High availability (HA) is the ability of a system or system component to be continuously operational for a desirably long length of time. Availability can be measured relative to “100% operational” or “never failing.” In information technology (IT), a widely-held but difficult-to-achieve standard of availability for a system or product is known as “five 9s” (99.999 percent) availability.
Availability experts emphasize that, for any system to be highly available, the parts of a system should be well-designed and thoroughly tested before they are used. Since a computer system or a network consists of many parts in which all parts usually need to be present in order for the whole to be operational, much planning for high availability centers around backup and failover processing and data storage and access.
How availability is measured
Typically, an availability percentage is calculated as follows:
Availability = (minutes in a month – minutes of downtime) * 100/minutes in a month
A service provider will typically provide availability metrics in their service level agreements (SLAs). Since system maintenance and planned downtime are a part of life, an HA system or system component is not expected to be available 100% of the time.

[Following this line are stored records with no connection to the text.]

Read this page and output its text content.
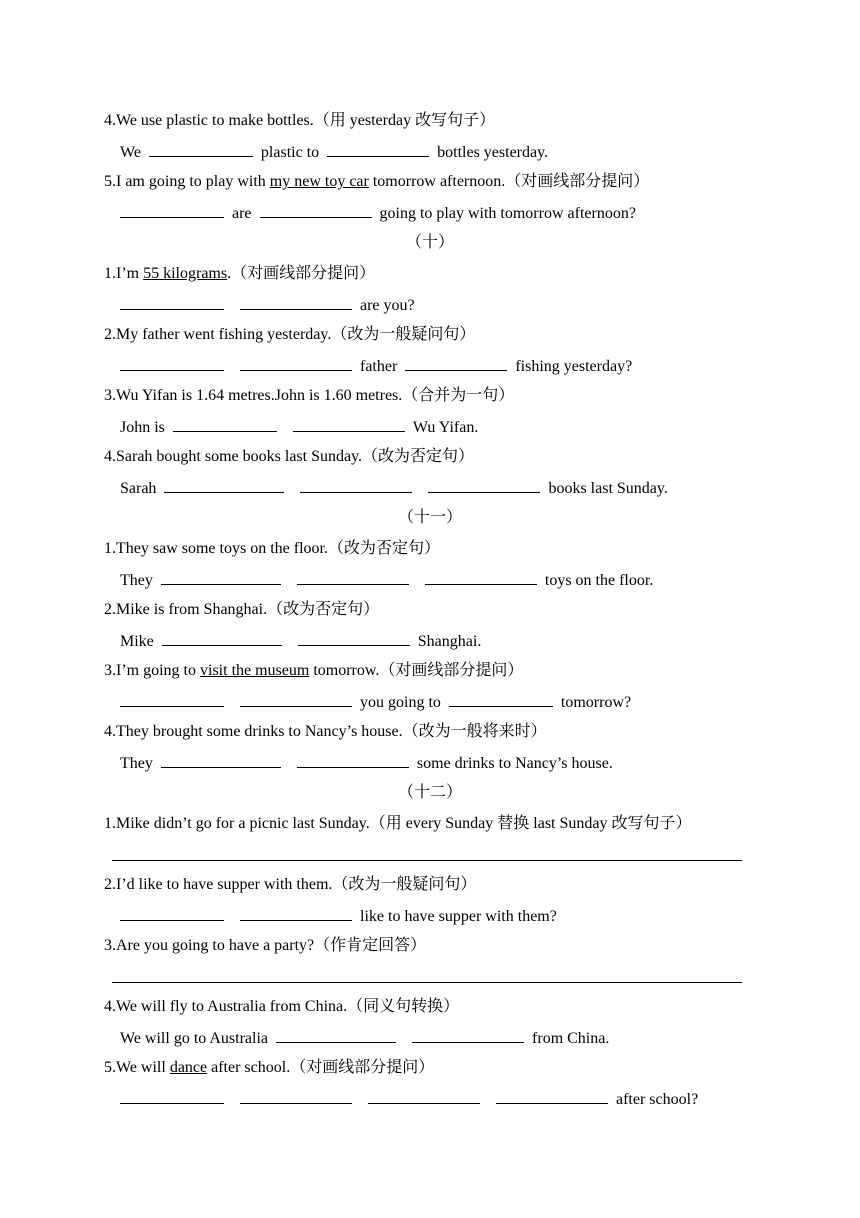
4.We use plastic to make bottles.（用 yesterday 改写句子）
We	plastic to	bottles yesterday.
5.I am going to play with my new toy car tomorrow afternoon.（对画线部分提问）
are	going to play with tomorrow afternoon?
（十）
1.I’m 55 kilograms.（对画线部分提问）
are you?
2.My father went fishing yesterday.（改为一般疑问句）
father	fishing yesterday?
3.Wu Yifan is 1.64 metres.John is 1.60 metres.（合并为一句）
John is	Wu Yifan.
4.Sarah bought some books last Sunday.（改为否定句）
Sarah	books last Sunday.
（十一）
1.They saw some toys on the floor.（改为否定句）
They	toys on the floor.
2.Mike is from Shanghai.（改为否定句）
Mike	Shanghai.
3.I’m going to visit the museum tomorrow.（对画线部分提问）
you going to	tomorrow?
4.They brought some drinks to Nancy’s house.（改为一般将来时）
They	some drinks to Nancy’s house.
（十二）
1.Mike didn’t go for a picnic last Sunday.（用 every Sunday 替换 last Sunday 改写句子）
2.I’d like to have supper with them.（改为一般疑问句）
like to have supper with them?
3.Are you going to have a party?（作肯定回答）
4.We will fly to Australia from China.（同义句转换）
We will go to Australia	from China.
5.We will dance after school.（对画线部分提问）
after school?
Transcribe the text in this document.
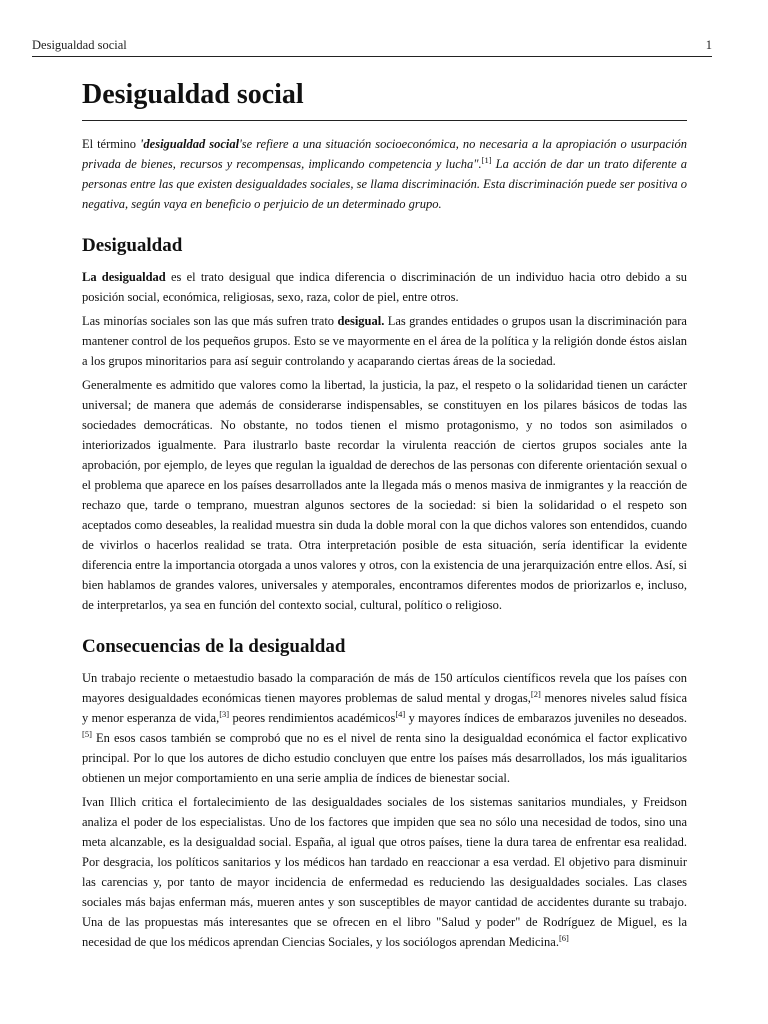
Desigualdad social	1
Desigualdad social

El término 'desigualdad social'se refiere a una situación socioeconómica, no necesaria a la apropiación o usurpación privada de bienes, recursos y recompensas, implicando competencia y lucha".[1] La acción de dar un trato diferente a personas entre las que existen desigualdades sociales, se llama discriminación. Esta discriminación puede ser positiva o negativa, según vaya en beneficio o perjuicio de un determinado grupo.

Desigualdad

La desigualdad es el trato desigual que indica diferencia o discriminación de un individuo hacia otro debido a su posición social, económica, religiosas, sexo, raza, color de piel, entre otros.

Las minorías sociales son las que más sufren trato desigual. Las grandes entidades o grupos usan la discriminación para mantener control de los pequeños grupos. Esto se ve mayormente en el área de la política y la religión donde éstos aislan a los grupos minoritarios para así seguir controlando y acaparando ciertas áreas de la sociedad.

Generalmente es admitido que valores como la libertad, la justicia, la paz, el respeto o la solidaridad tienen un carácter universal; de manera que además de considerarse indispensables, se constituyen en los pilares básicos de todas las sociedades democráticas. No obstante, no todos tienen el mismo protagonismo, y no todos son asimilados o interiorizados igualmente. Para ilustrarlo baste recordar la virulenta reacción de ciertos grupos sociales ante la aprobación, por ejemplo, de leyes que regulan la igualdad de derechos de las personas con diferente orientación sexual o el problema que aparece en los países desarrollados ante la llegada más o menos masiva de inmigrantes y la reacción de rechazo que, tarde o temprano, muestran algunos sectores de la sociedad: si bien la solidaridad o el respeto son aceptados como deseables, la realidad muestra sin duda la doble moral con la que dichos valores son entendidos, cuando de vivirlos o hacerlos realidad se trata. Otra interpretación posible de esta situación, sería identificar la evidente diferencia entre la importancia otorgada a unos valores y otros, con la existencia de una jerarquización entre ellos. Así, si bien hablamos de grandes valores, universales y atemporales, encontramos diferentes modos de priorizarlos e, incluso, de interpretarlos, ya sea en función del contexto social, cultural, político o religioso.

Consecuencias de la desigualdad

Un trabajo reciente o metaestudio basado la comparación de más de 150 artículos científicos revela que los países con mayores desigualdades económicas tienen mayores problemas de salud mental y drogas,[2] menores niveles salud física y menor esperanza de vida,[3] peores rendimientos académicos[4] y mayores índices de embarazos juveniles no deseados.[5] En esos casos también se comprobó que no es el nivel de renta sino la desigualdad económica el factor explicativo principal. Por lo que los autores de dicho estudio concluyen que entre los países más desarrollados, los más igualitarios obtienen un mejor comportamiento en una serie amplia de índices de bienestar social.

Ivan Illich critica el fortalecimiento de las desigualdades sociales de los sistemas sanitarios mundiales, y Freidson analiza el poder de los especialistas. Uno de los factores que impiden que sea no sólo una necesidad de todos, sino una meta alcanzable, es la desigualdad social. España, al igual que otros países, tiene la dura tarea de enfrentar esa realidad. Por desgracia, los políticos sanitarios y los médicos han tardado en reaccionar a esa verdad. El objetivo para disminuir las carencias y, por tanto de mayor incidencia de enfermedad es reduciendo las desigualdades sociales. Las clases sociales más bajas enferman más, mueren antes y son susceptibles de mayor cantidad de accidentes durante su trabajo. Una de las propuestas más interesantes que se ofrecen en el libro "Salud y poder" de Rodríguez de Miguel, es la necesidad de que los médicos aprendan Ciencias Sociales, y los sociólogos aprendan Medicina.[6]
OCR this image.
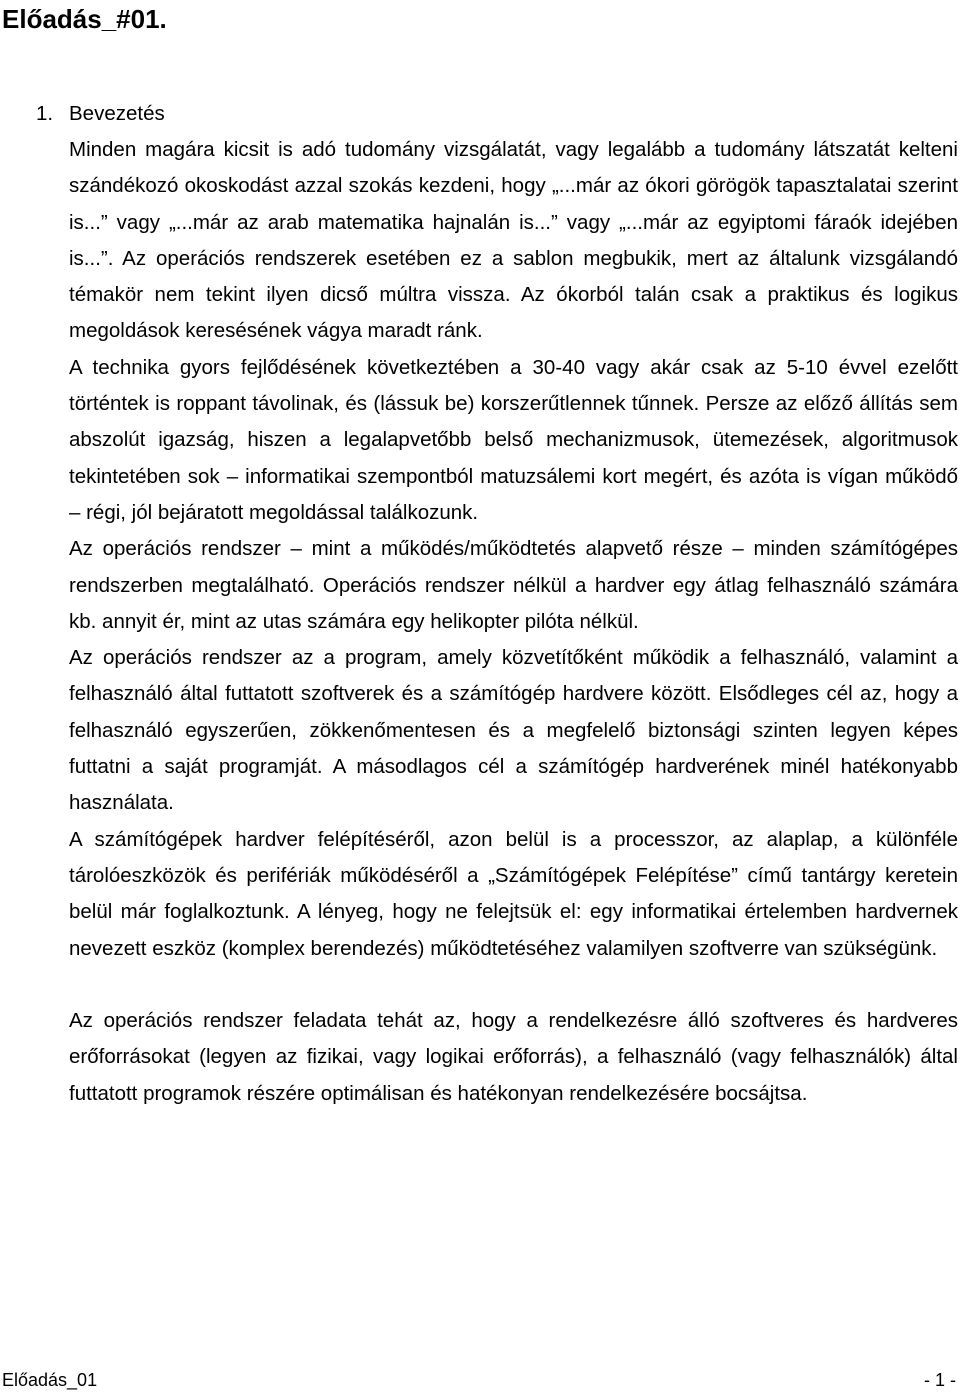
Előadás_#01.
1. Bevezetés

Minden magára kicsit is adó tudomány vizsgálatát, vagy legalább a tudomány látszatát kelteni szándékozó okoskodást azzal szokás kezdeni, hogy „...már az ókori görögök tapasztalatai szerint is...” vagy „...már az arab matematika hajnalán is...” vagy „...már az egyiptomi fáraók idejében is...”. Az operációs rendszerek esetében ez a sablon megbukik, mert az általunk vizsgálandó témakör nem tekint ilyen dicső múltra vissza. Az ókorból talán csak a praktikus és logikus megoldások keresésének vágya maradt ránk.

A technika gyors fejlődésének következtében a 30-40 vagy akár csak az 5-10 évvel ezelőtt történtek is roppant távolinak, és (lássuk be) korszerűtlennek tűnnek. Persze az előző állítás sem abszolút igazság, hiszen a legalapvetőbb belső mechanizmusok, ütemezések, algoritmusok tekintetében sok – informatikai szempontból matuzsálemi kort megért, és azóta is vígan működő – régi, jól bejáratott megoldással találkozunk.

Az operációs rendszer – mint a működés/működtetés alapvető része – minden számítógépes rendszerben megtalálható. Operációs rendszer nélkül a hardver egy átlag felhasználó számára kb. annyit ér, mint az utas számára egy helikopter pilóta nélkül.

Az operációs rendszer az a program, amely közvetítőként működik a felhasználó, valamint a felhasználó által futtatott szoftverek és a számítógép hardvere között. Elsődleges cél az, hogy a felhasználó egyszerűen, zökkenőmentesen és a megfelelő biztonsági szinten legyen képes futtatni a saját programját. A másodlagos cél a számítógép hardverének minél hatékonyabb használata.

A számítógépek hardver felépítéséről, azon belül is a processzor, az alaplap, a különféle tárolóeszközök és perifériák működéséről a „Számítógépek Felépítése” című tantárgy keretein belül már foglalkoztunk. A lényeg, hogy ne felejtsük el: egy informatikai értelemben hardvernek nevezett eszköz (komplex berendezés) működtetéséhez valamilyen szoftverre van szükségünk.

Az operációs rendszer feladata tehát az, hogy a rendelkezésre álló szoftveres és hardveres erőforrásokat (legyen az fizikai, vagy logikai erőforrás), a felhasználó (vagy felhasználók) által futtatott programok részére optimálisan és hatékonyan rendelkezésére bocsájtsa.

Előadás_01	- 1 -
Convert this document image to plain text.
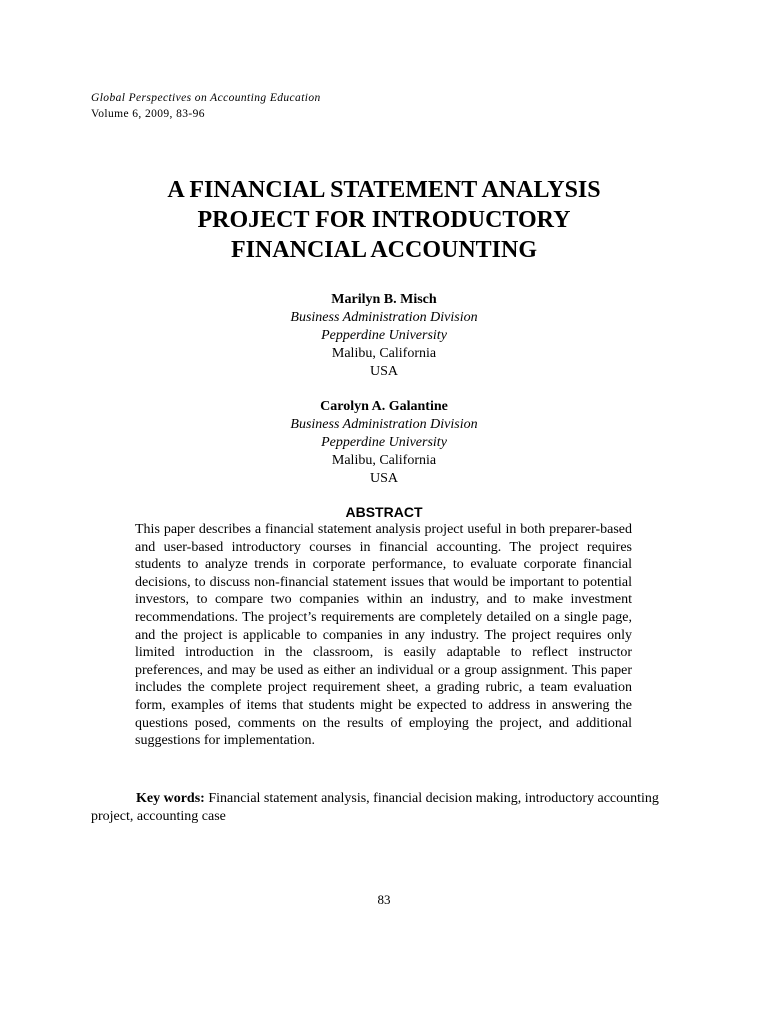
Global Perspectives on Accounting Education
Volume 6, 2009, 83-96
A FINANCIAL STATEMENT ANALYSIS
PROJECT FOR INTRODUCTORY
FINANCIAL ACCOUNTING
Marilyn B. Misch
Business Administration Division
Pepperdine University
Malibu, California
USA
Carolyn A. Galantine
Business Administration Division
Pepperdine University
Malibu, California
USA
ABSTRACT
This paper describes a financial statement analysis project useful in both preparer-based and user-based introductory courses in financial accounting. The project requires students to analyze trends in corporate performance, to evaluate corporate financial decisions, to discuss non-financial statement issues that would be important to potential investors, to compare two companies within an industry, and to make investment recommendations. The project’s requirements are completely detailed on a single page, and the project is applicable to companies in any industry. The project requires only limited introduction in the classroom, is easily adaptable to reflect instructor preferences, and may be used as either an individual or a group assignment. This paper includes the complete project requirement sheet, a grading rubric, a team evaluation form, examples of items that students might be expected to address in answering the questions posed, comments on the results of employing the project, and additional suggestions for implementation.
Key words: Financial statement analysis, financial decision making, introductory accounting project, accounting case
83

If the service level agreement for availability is 99.999%, the end user can expect the service to be unavailable for the following amounts of time:
Time system is unavailable
5 minutes and 15.6 seconds
To provide context, if a company adheres to the “three 9s” standard (99.9%), that means there will be about 8 hours and 45 minutes of system downtime during the course of one year. A “two 9s” standard for high availability is even more dramatic; 99% HA equals a little over three days of downtime in a year.
How to achieve high availability
A highly available system should be able to quickly recover from any sort of failure state to minimize interruptions for the end user. Best practices for achieving high availability include:
- Eliminate single points of failure, or any node that would impact the system as a whole if it becomes dysfunctional.
- Ensure that all systems and data are backed up for simple recovery.
- Use load balancing to distribute application and network traffic across servers or other hardware. A popular example of a load balancer is HAProxy.
- Continuously monitor the health of backend servers.
- Distribute resources geographically in case of power outages or natural disasters.
- Implement reliable crossover or failover In terms of storage, a redundant array of independent disks (RAID) or storage area network (SAN) are common approaches.
- Set up a system that detects failures as soon as they occur.
- Design system parts for high availability and test their functionality before implementation.
The role of backup and recovery in HA
Backups and failover processes are crucial components to accomplishing high availability. This can be attributed to the fact that some computer systems or networks consist of individual components, either hardware or software, that must be fully operational in order for the entire system to be available.
Backup components should be built into the infrastructure of the system. For example, if a server fails, an organization should be able to switch to a backup server. To obtain redundancy in a component, IT organizations should follow an N+1, N+2, 2N, 2N+1 strategy. These strategies ensure mission-critical software and hardware are given at least one component as a backup.
Ensuring there are data backups will help ensure high availability in the case of data loss, corruption or storage failures. A datacenter should be able to quickly recover from data loss for any reason to maintain high availability. An IT organization should enact automatic disaster recovery plans such as hosting data backups on redundant servers for data resilience.